If you were making a list of historically significant artifacts, ladders may not be among the first items to come to mind. Ladders are one of those everyday things we never think about until we need one, and as soon as we put them away, they’re out of mind again.
Still, the ladder was an important invention when it burst onto the scene roughly 10,000 years ago. Suddenly humans had access to places that previously had been beyond our reach. Let’s take a look at some interesting — dare I even say “cool” — ladders from years gone by.
The first ladder
We may never know who invented the first ladder, commonly known as a series of steps attached to two poles that safely (hopefully) get you from Point A to Point B — typically vertically. Historians have determined that the ladder was conceived at least 10,000 years ago. A cave in Spain depicts the ladder. Another thing? It also is mentioned in the Bible as the subject of Jacob’s dream of reaching heaven with the help of a ladder. Some older versions of ladders were made from rope instead of the wood and metal used in many modern ladders.
It may be hard to believe, but this is the only ladder on the National Historical Register. In 1893, the ladder was placed on the southeast side of Devil’s Tower in Wyoming by William Rogers and Willard Ripley, local ranchers who decided to climb to the top for an annual Fourth of July celebration.

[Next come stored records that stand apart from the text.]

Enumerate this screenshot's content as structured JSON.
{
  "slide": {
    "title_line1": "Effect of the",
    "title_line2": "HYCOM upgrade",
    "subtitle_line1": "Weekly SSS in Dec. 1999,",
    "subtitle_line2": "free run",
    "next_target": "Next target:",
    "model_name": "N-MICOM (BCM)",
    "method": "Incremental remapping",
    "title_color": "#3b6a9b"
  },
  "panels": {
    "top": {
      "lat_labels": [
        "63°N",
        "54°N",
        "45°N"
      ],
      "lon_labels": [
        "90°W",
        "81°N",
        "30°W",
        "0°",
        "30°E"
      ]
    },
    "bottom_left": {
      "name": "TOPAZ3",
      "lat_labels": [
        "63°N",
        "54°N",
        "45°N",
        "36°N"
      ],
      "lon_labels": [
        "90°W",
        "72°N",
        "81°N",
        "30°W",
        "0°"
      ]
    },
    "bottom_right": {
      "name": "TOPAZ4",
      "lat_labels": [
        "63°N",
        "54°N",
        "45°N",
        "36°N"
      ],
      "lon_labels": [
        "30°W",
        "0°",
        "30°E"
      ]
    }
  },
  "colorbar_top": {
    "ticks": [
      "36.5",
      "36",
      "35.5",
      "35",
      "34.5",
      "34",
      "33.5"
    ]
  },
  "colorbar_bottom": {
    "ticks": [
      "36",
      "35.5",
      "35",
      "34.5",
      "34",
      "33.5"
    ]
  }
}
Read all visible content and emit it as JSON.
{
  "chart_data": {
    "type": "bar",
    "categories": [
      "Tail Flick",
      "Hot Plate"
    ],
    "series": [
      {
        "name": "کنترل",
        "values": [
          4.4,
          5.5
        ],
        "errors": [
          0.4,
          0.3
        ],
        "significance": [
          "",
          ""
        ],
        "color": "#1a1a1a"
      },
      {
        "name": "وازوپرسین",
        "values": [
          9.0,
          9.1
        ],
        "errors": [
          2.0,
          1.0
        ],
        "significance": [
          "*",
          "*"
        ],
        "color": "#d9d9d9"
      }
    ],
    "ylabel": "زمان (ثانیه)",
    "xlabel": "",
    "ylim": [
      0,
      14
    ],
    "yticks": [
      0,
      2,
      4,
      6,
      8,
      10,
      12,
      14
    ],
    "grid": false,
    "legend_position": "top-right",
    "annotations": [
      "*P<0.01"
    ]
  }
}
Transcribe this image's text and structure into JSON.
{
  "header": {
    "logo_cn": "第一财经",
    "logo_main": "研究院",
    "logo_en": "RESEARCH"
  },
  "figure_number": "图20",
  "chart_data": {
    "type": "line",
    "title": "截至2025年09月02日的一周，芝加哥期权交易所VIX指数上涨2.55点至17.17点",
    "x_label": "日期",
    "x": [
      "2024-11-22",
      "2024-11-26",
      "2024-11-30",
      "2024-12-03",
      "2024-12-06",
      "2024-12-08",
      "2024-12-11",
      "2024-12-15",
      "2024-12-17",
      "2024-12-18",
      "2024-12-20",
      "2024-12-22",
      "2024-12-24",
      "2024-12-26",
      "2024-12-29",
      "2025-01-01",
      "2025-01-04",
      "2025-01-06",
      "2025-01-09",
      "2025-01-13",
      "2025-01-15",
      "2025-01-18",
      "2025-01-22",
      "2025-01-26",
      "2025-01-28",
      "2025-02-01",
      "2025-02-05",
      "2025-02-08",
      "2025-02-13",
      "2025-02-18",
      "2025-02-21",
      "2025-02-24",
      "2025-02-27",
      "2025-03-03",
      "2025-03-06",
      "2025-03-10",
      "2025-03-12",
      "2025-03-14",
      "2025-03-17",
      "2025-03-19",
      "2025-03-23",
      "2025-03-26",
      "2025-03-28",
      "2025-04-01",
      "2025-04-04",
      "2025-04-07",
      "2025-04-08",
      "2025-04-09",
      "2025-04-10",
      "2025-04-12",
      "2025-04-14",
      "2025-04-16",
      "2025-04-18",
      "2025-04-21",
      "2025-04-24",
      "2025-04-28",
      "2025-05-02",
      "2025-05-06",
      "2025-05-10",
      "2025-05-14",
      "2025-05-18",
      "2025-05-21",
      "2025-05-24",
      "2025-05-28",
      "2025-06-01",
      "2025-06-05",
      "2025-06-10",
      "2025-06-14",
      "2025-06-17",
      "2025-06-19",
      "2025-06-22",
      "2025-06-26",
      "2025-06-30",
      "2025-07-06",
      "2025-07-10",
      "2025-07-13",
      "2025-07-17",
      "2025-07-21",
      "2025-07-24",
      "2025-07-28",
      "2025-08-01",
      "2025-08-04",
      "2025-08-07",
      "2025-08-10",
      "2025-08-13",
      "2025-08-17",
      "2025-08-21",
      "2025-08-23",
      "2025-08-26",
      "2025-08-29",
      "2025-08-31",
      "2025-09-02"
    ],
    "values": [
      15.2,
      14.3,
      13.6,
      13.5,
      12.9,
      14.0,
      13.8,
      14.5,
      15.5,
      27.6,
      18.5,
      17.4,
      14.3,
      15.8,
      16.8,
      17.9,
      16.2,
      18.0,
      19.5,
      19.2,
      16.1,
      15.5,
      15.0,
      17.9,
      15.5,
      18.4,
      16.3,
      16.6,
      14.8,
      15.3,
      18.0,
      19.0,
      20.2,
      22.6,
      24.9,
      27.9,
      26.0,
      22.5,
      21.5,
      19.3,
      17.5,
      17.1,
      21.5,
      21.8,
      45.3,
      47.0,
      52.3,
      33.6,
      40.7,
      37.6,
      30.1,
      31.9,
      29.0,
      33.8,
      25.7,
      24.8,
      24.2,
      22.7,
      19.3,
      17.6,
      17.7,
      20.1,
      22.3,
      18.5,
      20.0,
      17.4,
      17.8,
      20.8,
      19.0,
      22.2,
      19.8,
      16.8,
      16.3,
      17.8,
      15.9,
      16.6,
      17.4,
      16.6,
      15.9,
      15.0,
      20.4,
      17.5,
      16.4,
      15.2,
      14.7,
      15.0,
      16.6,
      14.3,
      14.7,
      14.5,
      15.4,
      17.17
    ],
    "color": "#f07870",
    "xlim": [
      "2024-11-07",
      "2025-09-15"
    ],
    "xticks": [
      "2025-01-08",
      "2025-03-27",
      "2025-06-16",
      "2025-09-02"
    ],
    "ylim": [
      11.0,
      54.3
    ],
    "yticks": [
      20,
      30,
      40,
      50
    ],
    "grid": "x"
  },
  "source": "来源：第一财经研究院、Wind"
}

Their trek marked the first time anyone had ever attempted to formally climb the Tower. Rogers and Ripley used native oak, ash, and willow to make pegs that were driven into a large vertical crack between two of the Tower columns. A plank was placed across each pair of pegs to construct the ladder steps. By the time the ranchers were done with construction, the ladder stretched 350 feet to the summit of the Tower.
On July 4, 1893, 1000 spectators gathered at the base of Devils Tower to watch Rogers make his ascent. Many had journeyed more than 100 miles—several days of hard travel by horse and wagon—to witness the feat. With the help of his ladder, Rogers made it to the top in about an hour.
The humble step ladder
Just about every American household has one — the step ladder. This invention dates back to 1862 when John H. Basely of Dayton, Ohio, applied for a patent on his invention — a ladder with hinges that could be folded up and packed away when not in use. Here’s what a Daily Dayton Journal newspaper advertisement said about his invention: “J. H. Balsley’s Improved Steps! These light and Strong Step Ladders can now be had at wholesale and retail, from five to ten feet high; and common Ladders from ten to forty feet in length.”
Buildings erected during the late 1800’s were getting taller and taller. Because of that, firefighters were challenged on how to scale these structures in the event of an emergency. That’s why the pompier ladder became increasingly popular. The ladder, which is shaped like a question mark, allows the user to drive it hook first into a window sill above him. Once the hook is pulled into the sill, the firefighter would climb onto the window sill and raise the pompier ladder to the next floor to repeat the process.
The ladder was originally designed to access buildings via enclosed alleys, lightwells and yards to which other types of ladders could not be taken.